Enrichment in Urinary Ammonia and Urea with Hourly Oral Doses of [¹⁵N]glycine: Evidence for a Step Function and a Circadian Rhythm in Protein Turnover

1. The present study sought to determine the possible existence of a pool of proteins which turn over with life-time kinetics. The pattern of enrichment of ammonia and urea in hourly samples of urine was determined in normal adults to whom oral doses of [¹⁵N]glycine were given hourly for 36 h. The subjects received hourly meals throughout, and in six the study commenced at 06.00 hours, in five at 12.00 hours and in two at 18.00 h.

2. A plateau level of enrichment was achieved in urinary ammonia within 4–6 h. Regardless of the time at which the study started this plateau was held until about midnight, at which time there was an increase in enrichment, with a second higher plateau 5–6 h later. The second plateau was held to the end of the study. For urinary urea the rate of rise in enrichment was slower and smoother, because of the slow turnover of the urea pool.
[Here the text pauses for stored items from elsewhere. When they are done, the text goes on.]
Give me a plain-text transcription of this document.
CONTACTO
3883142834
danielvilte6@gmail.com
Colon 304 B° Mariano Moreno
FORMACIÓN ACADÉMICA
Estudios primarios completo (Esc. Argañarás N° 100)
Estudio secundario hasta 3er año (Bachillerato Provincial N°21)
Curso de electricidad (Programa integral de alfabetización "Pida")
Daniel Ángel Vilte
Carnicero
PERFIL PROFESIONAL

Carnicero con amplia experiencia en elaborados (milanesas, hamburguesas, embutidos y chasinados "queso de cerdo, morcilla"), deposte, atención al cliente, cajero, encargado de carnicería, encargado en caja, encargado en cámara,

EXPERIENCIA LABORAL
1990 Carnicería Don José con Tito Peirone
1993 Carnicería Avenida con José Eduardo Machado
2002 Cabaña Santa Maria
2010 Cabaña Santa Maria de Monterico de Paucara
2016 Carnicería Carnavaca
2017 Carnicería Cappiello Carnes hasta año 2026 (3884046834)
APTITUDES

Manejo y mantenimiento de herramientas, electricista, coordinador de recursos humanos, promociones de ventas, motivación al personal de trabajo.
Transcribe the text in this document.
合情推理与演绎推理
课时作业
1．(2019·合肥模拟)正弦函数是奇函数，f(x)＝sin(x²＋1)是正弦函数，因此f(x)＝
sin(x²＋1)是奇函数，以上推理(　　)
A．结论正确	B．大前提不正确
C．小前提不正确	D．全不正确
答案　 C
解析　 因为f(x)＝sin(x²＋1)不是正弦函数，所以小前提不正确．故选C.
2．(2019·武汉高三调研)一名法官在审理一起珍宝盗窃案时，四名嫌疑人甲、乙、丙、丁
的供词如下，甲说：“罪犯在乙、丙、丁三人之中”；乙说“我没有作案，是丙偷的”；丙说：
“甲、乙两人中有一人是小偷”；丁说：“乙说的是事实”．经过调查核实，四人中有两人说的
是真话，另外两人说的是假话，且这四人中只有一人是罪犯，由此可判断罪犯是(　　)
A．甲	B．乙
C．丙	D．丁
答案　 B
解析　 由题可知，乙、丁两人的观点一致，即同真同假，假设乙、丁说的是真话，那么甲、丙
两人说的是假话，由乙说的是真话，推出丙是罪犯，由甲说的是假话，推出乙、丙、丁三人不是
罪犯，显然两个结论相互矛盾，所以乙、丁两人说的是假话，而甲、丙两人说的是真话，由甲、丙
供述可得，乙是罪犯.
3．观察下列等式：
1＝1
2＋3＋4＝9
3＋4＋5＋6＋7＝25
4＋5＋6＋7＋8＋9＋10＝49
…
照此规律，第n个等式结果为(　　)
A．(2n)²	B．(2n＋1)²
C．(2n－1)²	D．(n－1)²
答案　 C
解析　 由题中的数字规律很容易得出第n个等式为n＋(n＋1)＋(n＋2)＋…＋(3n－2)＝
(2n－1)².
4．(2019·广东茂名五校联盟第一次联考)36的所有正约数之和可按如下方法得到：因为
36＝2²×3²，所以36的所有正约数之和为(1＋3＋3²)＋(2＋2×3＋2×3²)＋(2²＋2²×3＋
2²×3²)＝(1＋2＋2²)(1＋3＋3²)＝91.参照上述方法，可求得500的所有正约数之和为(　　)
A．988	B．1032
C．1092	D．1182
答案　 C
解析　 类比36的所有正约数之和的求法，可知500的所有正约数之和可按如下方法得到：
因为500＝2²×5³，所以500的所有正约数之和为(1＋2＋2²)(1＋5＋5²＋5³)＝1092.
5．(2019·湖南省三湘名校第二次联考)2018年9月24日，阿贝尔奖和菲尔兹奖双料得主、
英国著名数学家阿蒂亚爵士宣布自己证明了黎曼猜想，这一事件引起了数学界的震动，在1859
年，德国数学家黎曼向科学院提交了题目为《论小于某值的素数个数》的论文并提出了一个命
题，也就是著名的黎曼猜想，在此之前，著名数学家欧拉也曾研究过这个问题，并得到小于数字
3. Protein synthesis, derived from the first ammonia plateau, 179 mg h⁻¹ kg⁻¹, was significantly higher than that derived from the second plateau, 118 mg h⁻¹ kg⁻¹. Using the plateau in urea towards the end of the 36 h, the estimate of protein synthesis was 153 mg h⁻¹ kg⁻¹.

4. The results are considered to provide evidence of a pool of proteins for which degradation takes place in harmony with a circadian rhythm.